Nevertheless, Knudsen and colleagues also found that "if the availability of CTC enticed 25 percent of otherwise unscreened individuals to be screened, CTC would be cost-effective" at this reimbursement rate. The Centers for Medicare & Medicaid Services does not currently reimburse CTC screening, and it is unclear if more individuals would adopt colon cancer screening if offered CTC, according to the authors.

The researchers found that the range at which reimbursement would be cost-effective would be $108 to $205 per scan.

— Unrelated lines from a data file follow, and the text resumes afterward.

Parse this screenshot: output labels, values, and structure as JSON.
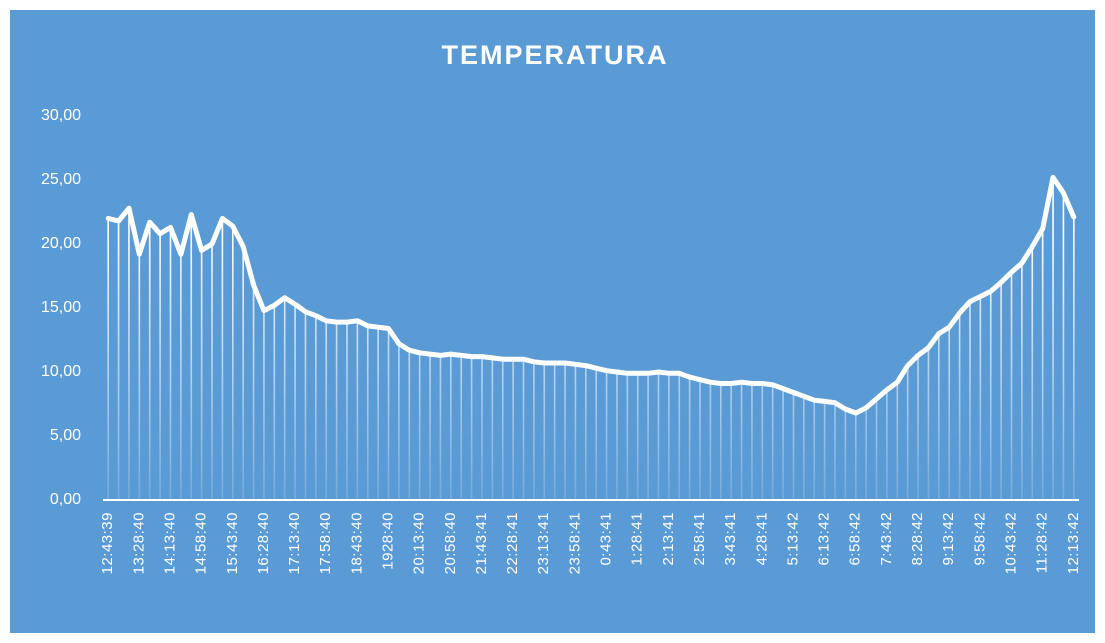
{
  "chart_data": {
    "type": "line",
    "title": "TEMPERATURA",
    "color": "#ffffff",
    "drop_lines": true,
    "categories": [
      "12:43:39",
      null,
      null,
      "13:28:40",
      null,
      null,
      "14:13:40",
      null,
      null,
      "14:58:40",
      null,
      null,
      "15:43:40",
      null,
      null,
      "16:28:40",
      null,
      null,
      "17:13:40",
      null,
      null,
      "17:58:40",
      null,
      null,
      "18:43:40",
      null,
      null,
      "1928:40",
      null,
      null,
      "20:13:40",
      null,
      null,
      "20:58:40",
      null,
      null,
      "21:43:41",
      null,
      null,
      "22:28:41",
      null,
      null,
      "23:13:41",
      null,
      null,
      "23:58:41",
      null,
      null,
      "0:43:41",
      null,
      null,
      "1:28:41",
      null,
      null,
      "2:13:41",
      null,
      null,
      "2:58:41",
      null,
      null,
      "3:43:41",
      null,
      null,
      "4:28:41",
      null,
      null,
      "5:13:42",
      null,
      null,
      "6:13:42",
      null,
      null,
      "6:58:42",
      null,
      null,
      "7:43:42",
      null,
      null,
      "8:28:42",
      null,
      null,
      "9:13:42",
      null,
      null,
      "9:58:42",
      null,
      null,
      "10:43:42",
      null,
      null,
      "11:28:42",
      null,
      null,
      "12:13:42"
    ],
    "values": [
      22.0,
      21.8,
      22.8,
      19.2,
      21.7,
      20.8,
      21.3,
      19.2,
      22.3,
      19.5,
      20.0,
      22.0,
      21.4,
      19.8,
      16.8,
      14.8,
      15.2,
      15.8,
      15.3,
      14.7,
      14.4,
      14.0,
      13.9,
      13.9,
      14.0,
      13.6,
      13.5,
      13.4,
      12.2,
      11.7,
      11.5,
      11.4,
      11.3,
      11.4,
      11.3,
      11.2,
      11.2,
      11.1,
      11.0,
      11.0,
      11.0,
      10.8,
      10.7,
      10.7,
      10.7,
      10.6,
      10.5,
      10.3,
      10.1,
      10.0,
      9.9,
      9.9,
      9.9,
      10.0,
      9.9,
      9.9,
      9.6,
      9.4,
      9.2,
      9.1,
      9.1,
      9.2,
      9.1,
      9.1,
      9.0,
      8.7,
      8.4,
      8.1,
      7.8,
      7.7,
      7.6,
      7.1,
      6.8,
      7.2,
      7.9,
      8.6,
      9.2,
      10.5,
      11.3,
      11.9,
      13.0,
      13.5,
      14.6,
      15.5,
      15.9,
      16.3,
      17.0,
      17.8,
      18.5,
      19.8,
      21.2,
      25.2,
      24.0,
      22.1
    ],
    "ylim": [
      0,
      30
    ],
    "yticks": [
      {
        "value": 0,
        "label": "0,00"
      },
      {
        "value": 5,
        "label": "5,00"
      },
      {
        "value": 10,
        "label": "10,00"
      },
      {
        "value": 15,
        "label": "15,00"
      },
      {
        "value": 20,
        "label": "20,00"
      },
      {
        "value": 25,
        "label": "25,00"
      },
      {
        "value": 30,
        "label": "30,00"
      }
    ],
    "grid": false
  }
}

"If CTC screening is reimbursed at roughly the same rate as colonoscopy, the cost, relative to the benefit derived and to the availability and costs of other colorectal screening tests, is too high for it to be a cost-effective screening strategy," the authors concluded. “CTC could be a cost-effective option for colorectal cancer screening among Medicare enrollees if the reimbursement rate per scan is substantially less than that for colonoscopy or if a large proportion of otherwise unscreened persons were to undergo screening by CTC.”

The study also "highlights that comparative effectiveness research, and cost-effectiveness analyses in particular, can also be used to inform reimbursement levels.”

In an accompanying editorial, Russell Harris, MD, of the Cecil G. Sheps Center for Health Services Research at the University of North Carolina in Durham, N.C., raises doubts about the safety and efficacy of both CTC and colonoscopy.

Harris noted how the cost-effectiveness analysis could not include some of the potential harms of both CTC and colonoscopy.

CTC often finds abnormalities outside the colon—in such areas as the kidneys or adrenal glands—that lead to further tests and procedures but likely not to longer life, he wrote. Colonoscopy often leads to removal of small polyps unnecessarily, sometimes leading to complications such as bleeding, said Harris.

Suggesting that neither CTC nor colonoscopy are ideal screening tests, Harris concluded: "Wouldn't it be interesting if we ended up, a few years from now, with neither CTC nor colonoscopy as the primary screening test, but rather an improved fecal test as our gold standard."